Reading between the lines: Love

This is a huge topic, and I’m only going to touch on it very briefly here, but on Saturday I was listening to the Today programme and heard a piece about encouraging teachers to be more loving in the classroom. 

The first speaker, Dr Andrew Curran, talked about engaging hearts and the minds would follow, and said that he would like to see “each individual child feeling important, respected, confident with the adult that’s in the class with them.”

His interlocutor, a secondary school teacher, said he had concerns about that “I worry if we’ve got to be loving our children rather than setting boundaries,” he said.

I was stunned. This man genuinely believed that it was an either/or, you either set boundaries or you were loving.  If that is what the people in positions of authority in our culture think, what hope is there for the next generation?

Dr Curran came back at him and pointed out that love absolutely involves setting boundaries.  Letting the kids do whatever they want is not loving – especially in the example the teacher had used in which a child had stabbed himself in the arm with a compass.  Letting him bleed to death is not loving!
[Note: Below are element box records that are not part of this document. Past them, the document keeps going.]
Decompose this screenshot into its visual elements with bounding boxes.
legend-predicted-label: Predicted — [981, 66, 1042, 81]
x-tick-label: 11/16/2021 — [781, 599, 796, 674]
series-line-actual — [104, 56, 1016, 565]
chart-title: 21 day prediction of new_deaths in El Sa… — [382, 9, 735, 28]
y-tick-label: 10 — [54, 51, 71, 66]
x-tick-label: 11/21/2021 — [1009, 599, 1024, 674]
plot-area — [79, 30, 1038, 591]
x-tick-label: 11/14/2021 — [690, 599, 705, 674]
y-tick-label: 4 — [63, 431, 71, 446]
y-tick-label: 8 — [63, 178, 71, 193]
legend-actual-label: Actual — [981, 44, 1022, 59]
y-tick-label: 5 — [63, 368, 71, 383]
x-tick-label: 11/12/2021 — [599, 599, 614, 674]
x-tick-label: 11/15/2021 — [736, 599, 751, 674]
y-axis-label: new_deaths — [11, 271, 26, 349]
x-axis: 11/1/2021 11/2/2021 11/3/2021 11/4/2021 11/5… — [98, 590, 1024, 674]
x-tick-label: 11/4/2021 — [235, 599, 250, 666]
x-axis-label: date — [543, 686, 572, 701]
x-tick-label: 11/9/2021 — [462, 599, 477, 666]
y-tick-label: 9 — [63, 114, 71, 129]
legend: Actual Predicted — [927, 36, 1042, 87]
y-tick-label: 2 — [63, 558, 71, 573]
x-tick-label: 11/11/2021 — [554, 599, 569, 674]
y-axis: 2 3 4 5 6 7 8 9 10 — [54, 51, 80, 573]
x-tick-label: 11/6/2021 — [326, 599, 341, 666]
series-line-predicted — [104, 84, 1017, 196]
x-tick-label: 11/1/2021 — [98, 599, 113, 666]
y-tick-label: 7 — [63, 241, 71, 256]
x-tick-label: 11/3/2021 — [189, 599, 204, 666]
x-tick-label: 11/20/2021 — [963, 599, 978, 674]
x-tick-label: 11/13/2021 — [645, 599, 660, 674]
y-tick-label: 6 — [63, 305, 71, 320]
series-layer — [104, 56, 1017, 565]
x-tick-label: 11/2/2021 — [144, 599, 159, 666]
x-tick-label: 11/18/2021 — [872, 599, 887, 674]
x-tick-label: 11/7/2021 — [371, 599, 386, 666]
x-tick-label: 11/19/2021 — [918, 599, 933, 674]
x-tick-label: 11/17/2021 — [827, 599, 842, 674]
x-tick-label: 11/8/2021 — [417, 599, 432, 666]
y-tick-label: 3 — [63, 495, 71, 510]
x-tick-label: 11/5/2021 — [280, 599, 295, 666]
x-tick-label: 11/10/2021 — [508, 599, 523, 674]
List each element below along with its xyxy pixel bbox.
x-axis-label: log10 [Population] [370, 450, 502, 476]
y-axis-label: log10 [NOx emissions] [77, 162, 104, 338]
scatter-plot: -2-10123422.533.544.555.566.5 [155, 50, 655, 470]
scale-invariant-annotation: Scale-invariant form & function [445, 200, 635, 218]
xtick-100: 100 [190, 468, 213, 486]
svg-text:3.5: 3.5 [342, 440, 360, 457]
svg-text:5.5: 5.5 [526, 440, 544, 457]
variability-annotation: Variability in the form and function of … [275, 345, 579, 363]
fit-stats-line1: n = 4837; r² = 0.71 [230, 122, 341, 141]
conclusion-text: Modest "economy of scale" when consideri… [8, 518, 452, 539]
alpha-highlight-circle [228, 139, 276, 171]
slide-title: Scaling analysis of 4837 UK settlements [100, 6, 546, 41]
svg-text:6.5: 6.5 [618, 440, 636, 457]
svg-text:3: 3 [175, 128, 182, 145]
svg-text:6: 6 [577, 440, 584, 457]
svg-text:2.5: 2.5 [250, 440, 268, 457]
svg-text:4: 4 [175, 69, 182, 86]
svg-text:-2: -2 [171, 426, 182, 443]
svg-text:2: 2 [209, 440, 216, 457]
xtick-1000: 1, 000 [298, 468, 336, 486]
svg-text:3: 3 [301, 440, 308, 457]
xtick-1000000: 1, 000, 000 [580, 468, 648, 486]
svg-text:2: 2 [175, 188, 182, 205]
People have confused love with fun and with pally-ness.  This teacher clearly thought Dr Curran was saying ‘just be their friend’, (or actually, their parent, revealing how good the parents in his experience are at setting loving boundaries!!).  ‘Have a laugh, make the classroom a fun place to be, and forget these silly things like rules and regulations.’

Love, as Dr Curran pointed out “is actually to do with the selfless, egoless acceptance and understanding of other human beings and then supporting them in a constructive way to help them move forward.”

As the old adage goes: ‘I love you just the way you are, and I love you too much to let you stay that way.’